Ketika Perusahaan Hindia Timur Belanda (VOC) dan Perusahaan Hindia Barat Belanda (WIC) mulai berkeliling dunia pada abad ke-17, wanita dan keluarga Eropa pada awalnya ikut serta.
Orang-orang Belanda seharusnya membentuk dasar kerajaan seberang laut baru yang mengendalikan semua perdagangan, tetapi praktiknya terbukti bandel.
“Apalagi di wilayah VOC (sekarang Indonesia), mereka sama sekali tidak senang dengan tipe perempuan yang pergi ke sana,” kata Rose.
“Terlalu sering mereka datang dari lapisan masyarakat yang lebih rendah. Pada saat yang sama, Anda menemukan bahwa kehadiran perempuan di atas kapal dipandang sebagai risiko."
"Bukan hal aneh jika pemerkosaan terjadi, sehingga akhirnya VOC melarang sebagian besar perempuan Eropa bepergian ke daerah itu."
Sementara itu, di belahan dunia lain, di Suriname sekarang, hal yang kurang lebih sama terjadi. Bedanya, perempuan Eropa di sana sering memutuskan sendiri bahwa kehidupan seperti ini bukan untuk mereka.
"Sampai batas tertentu, WIC terus mendorong perempuan untuk datang, tetapi banyak orang Eropa yang tidak senang dengan iklim di sana. Mereka jatuh sakit, dan angka kematian tinggi. Banyak orang memutuskan untuk pergi lagi segera setelah mereka tiba."
Jadi selama beberapa abad pertama, hanya sedikit wanita Eropa yang ditemukan di wilayah koloni.
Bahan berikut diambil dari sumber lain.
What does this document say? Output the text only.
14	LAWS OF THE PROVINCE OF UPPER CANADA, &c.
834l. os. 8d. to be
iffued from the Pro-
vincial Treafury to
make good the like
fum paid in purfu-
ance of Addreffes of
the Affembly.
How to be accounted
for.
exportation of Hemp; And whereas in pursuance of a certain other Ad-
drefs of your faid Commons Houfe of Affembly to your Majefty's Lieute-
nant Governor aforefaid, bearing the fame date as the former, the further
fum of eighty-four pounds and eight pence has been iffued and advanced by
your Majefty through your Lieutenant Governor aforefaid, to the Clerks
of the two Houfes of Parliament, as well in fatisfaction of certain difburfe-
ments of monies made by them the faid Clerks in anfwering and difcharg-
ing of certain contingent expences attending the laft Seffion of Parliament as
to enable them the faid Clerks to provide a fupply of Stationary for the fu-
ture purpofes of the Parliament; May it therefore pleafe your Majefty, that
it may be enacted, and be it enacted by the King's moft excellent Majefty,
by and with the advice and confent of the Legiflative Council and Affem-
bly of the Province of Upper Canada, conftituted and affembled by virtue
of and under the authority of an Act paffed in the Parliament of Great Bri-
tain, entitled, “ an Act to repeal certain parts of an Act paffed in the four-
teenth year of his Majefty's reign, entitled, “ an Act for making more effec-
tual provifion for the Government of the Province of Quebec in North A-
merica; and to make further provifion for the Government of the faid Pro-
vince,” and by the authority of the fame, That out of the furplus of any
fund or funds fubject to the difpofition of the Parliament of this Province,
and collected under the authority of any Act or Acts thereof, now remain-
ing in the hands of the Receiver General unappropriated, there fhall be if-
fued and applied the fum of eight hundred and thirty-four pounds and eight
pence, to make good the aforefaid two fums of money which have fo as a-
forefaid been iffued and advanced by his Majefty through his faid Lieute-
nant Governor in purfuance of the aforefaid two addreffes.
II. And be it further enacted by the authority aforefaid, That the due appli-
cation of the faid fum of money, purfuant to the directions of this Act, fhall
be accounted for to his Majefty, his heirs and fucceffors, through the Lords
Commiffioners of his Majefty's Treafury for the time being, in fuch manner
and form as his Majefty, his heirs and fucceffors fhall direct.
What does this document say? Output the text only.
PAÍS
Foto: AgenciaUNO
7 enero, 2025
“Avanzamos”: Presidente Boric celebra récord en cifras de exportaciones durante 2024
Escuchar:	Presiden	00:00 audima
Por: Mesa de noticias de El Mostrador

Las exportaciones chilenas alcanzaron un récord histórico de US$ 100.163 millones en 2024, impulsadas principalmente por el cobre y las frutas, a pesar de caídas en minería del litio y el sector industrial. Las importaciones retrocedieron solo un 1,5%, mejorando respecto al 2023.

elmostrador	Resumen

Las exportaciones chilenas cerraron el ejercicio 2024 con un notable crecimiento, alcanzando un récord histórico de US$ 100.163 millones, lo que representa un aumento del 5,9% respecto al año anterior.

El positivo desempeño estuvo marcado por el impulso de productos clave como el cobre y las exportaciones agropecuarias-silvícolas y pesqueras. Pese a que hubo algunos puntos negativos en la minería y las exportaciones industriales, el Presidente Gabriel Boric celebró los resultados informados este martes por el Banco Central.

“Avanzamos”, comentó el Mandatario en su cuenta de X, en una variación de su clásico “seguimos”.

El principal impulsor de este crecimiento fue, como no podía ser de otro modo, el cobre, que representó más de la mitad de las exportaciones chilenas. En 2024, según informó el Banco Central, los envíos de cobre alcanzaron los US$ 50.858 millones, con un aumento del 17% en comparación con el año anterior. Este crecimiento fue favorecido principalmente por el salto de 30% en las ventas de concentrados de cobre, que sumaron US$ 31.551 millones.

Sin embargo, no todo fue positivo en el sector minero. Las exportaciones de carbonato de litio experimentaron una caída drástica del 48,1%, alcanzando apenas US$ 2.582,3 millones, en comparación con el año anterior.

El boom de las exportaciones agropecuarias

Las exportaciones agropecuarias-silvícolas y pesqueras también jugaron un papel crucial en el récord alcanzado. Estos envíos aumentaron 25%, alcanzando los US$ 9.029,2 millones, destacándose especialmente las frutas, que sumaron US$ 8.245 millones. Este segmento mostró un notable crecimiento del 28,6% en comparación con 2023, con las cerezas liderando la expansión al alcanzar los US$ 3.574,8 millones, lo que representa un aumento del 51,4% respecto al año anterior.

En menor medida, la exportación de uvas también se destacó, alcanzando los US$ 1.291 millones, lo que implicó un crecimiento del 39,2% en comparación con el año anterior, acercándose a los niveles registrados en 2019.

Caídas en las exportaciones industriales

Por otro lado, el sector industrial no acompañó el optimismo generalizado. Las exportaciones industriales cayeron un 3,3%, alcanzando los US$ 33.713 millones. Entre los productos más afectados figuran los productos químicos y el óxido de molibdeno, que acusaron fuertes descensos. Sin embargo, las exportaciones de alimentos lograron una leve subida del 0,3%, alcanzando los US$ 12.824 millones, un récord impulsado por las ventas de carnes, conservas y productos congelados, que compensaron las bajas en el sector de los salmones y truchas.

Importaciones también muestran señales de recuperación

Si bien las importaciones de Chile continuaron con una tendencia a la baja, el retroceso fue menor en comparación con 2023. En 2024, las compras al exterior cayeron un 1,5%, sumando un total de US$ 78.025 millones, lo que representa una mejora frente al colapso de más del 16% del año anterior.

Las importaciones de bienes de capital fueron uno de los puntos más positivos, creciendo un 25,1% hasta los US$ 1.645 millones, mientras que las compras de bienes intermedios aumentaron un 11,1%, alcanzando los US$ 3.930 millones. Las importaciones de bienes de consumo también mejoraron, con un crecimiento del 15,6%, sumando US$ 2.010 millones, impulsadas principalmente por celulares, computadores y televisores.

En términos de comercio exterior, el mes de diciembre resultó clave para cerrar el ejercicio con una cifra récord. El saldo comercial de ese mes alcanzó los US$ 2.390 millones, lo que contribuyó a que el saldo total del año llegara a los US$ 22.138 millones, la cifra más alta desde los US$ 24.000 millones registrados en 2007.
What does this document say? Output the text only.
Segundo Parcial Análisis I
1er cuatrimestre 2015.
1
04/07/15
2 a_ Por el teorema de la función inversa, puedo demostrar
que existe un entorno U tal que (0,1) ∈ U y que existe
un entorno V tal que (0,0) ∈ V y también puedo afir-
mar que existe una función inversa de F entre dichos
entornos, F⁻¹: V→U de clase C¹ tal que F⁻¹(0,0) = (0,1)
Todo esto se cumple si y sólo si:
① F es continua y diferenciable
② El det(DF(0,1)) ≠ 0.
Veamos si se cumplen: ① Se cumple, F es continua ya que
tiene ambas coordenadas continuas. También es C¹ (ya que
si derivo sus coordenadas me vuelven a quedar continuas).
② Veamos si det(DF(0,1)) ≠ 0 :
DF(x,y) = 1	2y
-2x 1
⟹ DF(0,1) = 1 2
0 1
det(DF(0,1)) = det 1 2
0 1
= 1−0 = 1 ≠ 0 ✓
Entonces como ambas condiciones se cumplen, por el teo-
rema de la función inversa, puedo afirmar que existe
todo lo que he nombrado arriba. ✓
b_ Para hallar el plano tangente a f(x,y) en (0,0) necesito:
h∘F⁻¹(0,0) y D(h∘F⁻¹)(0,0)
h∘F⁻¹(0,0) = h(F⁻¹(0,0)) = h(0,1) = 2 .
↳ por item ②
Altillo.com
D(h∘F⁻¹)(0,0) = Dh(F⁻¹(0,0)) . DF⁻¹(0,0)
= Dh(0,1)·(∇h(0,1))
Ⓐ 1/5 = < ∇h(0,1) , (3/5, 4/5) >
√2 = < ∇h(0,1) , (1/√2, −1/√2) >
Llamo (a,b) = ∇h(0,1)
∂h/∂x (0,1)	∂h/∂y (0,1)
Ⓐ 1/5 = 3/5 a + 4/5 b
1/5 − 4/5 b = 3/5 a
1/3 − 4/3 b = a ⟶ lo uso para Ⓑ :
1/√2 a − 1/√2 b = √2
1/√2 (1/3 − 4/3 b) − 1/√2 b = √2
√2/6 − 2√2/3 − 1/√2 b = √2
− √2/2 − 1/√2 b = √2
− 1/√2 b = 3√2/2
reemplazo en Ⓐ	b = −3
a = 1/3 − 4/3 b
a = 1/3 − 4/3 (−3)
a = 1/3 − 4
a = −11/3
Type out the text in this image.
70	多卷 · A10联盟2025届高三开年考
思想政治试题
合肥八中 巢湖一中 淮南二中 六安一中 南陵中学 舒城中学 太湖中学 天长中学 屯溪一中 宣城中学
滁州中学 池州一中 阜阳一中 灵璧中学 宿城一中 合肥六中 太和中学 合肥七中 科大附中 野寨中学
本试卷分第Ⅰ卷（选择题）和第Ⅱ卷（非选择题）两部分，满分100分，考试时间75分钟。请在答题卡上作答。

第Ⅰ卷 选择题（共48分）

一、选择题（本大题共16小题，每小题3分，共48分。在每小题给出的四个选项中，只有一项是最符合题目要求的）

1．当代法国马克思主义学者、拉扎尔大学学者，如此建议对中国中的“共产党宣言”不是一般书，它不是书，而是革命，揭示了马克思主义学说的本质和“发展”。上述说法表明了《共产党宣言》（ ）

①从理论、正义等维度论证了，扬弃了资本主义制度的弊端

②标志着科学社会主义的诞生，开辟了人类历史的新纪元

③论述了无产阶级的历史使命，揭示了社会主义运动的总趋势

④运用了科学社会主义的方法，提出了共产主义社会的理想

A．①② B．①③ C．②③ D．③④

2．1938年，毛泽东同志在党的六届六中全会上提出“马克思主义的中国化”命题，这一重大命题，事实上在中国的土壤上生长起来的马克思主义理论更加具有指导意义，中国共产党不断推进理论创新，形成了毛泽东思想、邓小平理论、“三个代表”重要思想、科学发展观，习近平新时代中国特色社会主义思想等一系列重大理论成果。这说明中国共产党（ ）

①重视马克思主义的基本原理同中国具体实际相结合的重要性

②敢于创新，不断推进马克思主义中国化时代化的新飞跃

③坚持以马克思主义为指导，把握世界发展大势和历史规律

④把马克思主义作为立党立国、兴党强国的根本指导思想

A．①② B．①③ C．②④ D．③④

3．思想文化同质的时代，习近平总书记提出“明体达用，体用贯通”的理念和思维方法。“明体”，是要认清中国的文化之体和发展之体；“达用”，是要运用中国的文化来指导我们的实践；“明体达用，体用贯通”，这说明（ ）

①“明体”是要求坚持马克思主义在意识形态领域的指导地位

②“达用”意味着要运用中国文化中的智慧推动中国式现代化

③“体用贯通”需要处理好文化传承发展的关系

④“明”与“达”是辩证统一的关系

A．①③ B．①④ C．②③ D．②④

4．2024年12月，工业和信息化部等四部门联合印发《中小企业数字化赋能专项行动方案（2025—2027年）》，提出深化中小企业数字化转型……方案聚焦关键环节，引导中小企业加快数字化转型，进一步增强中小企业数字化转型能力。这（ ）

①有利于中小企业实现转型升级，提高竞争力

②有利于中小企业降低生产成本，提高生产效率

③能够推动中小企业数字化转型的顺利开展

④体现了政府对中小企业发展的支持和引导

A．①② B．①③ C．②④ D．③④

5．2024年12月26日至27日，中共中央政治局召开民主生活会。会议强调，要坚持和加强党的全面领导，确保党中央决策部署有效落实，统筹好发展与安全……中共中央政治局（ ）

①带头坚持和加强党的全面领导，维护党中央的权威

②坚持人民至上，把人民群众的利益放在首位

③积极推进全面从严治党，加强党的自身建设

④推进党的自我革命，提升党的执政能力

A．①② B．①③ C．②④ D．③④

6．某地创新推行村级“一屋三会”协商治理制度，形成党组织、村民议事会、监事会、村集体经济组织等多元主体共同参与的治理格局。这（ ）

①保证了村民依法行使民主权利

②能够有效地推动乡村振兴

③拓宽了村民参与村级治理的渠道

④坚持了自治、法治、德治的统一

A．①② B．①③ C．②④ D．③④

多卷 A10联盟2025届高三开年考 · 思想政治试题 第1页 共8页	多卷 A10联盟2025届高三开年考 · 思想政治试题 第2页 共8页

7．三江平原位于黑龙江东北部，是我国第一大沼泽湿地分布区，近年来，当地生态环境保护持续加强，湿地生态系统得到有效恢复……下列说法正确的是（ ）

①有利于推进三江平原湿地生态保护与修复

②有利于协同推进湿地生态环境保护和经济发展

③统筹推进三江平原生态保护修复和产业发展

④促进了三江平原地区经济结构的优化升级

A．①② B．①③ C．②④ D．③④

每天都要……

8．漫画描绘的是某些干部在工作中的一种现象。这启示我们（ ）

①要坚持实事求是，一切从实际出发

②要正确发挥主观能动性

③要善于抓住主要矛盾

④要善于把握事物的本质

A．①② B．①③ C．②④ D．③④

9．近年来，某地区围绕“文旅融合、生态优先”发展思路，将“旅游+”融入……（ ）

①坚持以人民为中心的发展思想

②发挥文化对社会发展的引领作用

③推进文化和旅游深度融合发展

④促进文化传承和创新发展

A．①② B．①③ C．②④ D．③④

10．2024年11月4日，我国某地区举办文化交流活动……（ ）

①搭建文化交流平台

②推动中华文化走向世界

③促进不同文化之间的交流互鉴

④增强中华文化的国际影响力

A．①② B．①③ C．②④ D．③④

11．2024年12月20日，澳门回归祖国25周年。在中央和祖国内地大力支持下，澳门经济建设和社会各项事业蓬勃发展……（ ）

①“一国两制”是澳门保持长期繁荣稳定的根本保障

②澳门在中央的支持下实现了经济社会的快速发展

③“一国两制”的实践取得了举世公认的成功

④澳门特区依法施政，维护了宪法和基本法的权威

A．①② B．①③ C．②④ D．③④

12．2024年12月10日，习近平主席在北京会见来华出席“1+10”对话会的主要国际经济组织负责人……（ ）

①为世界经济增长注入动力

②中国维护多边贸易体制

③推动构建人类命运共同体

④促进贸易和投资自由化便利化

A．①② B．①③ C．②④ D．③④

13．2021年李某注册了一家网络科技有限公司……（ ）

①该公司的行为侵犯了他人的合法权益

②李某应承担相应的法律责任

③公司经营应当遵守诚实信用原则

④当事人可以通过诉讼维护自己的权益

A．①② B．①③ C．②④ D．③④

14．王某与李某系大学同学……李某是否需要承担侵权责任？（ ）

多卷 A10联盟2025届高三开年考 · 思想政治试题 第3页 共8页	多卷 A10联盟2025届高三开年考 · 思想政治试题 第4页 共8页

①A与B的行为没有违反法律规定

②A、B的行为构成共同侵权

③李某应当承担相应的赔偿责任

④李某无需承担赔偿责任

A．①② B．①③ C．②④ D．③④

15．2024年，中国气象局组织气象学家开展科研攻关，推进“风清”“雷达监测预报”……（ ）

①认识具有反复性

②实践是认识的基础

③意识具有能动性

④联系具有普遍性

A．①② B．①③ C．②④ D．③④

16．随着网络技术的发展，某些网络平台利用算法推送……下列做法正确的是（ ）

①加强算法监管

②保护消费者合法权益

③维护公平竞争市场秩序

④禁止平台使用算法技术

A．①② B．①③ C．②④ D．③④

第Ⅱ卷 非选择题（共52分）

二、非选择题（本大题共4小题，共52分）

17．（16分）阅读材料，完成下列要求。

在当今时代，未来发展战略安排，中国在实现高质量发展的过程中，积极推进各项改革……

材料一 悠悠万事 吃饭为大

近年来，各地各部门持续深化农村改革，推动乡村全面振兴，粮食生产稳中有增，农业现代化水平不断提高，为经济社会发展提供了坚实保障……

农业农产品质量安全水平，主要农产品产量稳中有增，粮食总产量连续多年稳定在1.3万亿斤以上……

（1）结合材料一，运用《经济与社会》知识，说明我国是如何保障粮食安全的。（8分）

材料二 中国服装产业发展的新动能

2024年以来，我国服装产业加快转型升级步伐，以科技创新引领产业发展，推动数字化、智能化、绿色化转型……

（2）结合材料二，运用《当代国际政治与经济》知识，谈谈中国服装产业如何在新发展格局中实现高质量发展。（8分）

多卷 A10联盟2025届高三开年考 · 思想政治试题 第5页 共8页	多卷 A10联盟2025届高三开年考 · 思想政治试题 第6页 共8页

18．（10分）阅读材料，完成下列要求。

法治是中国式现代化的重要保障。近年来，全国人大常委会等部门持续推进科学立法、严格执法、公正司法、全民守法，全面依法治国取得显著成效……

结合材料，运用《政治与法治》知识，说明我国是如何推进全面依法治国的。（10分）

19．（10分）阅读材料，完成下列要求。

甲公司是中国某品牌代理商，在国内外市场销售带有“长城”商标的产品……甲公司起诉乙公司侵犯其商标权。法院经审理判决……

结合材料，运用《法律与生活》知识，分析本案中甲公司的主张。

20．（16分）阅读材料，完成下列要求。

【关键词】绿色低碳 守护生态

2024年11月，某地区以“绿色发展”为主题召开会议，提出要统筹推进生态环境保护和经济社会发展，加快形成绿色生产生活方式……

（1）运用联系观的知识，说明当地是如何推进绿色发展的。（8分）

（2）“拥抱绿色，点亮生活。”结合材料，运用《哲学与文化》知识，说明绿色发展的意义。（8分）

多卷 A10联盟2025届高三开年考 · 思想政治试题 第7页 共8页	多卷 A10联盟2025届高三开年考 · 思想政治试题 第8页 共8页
"Menjadi kebijakan untuk mendorong atau setidaknya mentolerir hubungan dengan wanita lokal. Terutama di Asia, ini pada awalnya sebagian besar adalah wanita bebas, yang, misalnya, menghargai manfaat hubungan dengan pria yang memiliki jaringan perdagangan baru yang besar," kata Rose.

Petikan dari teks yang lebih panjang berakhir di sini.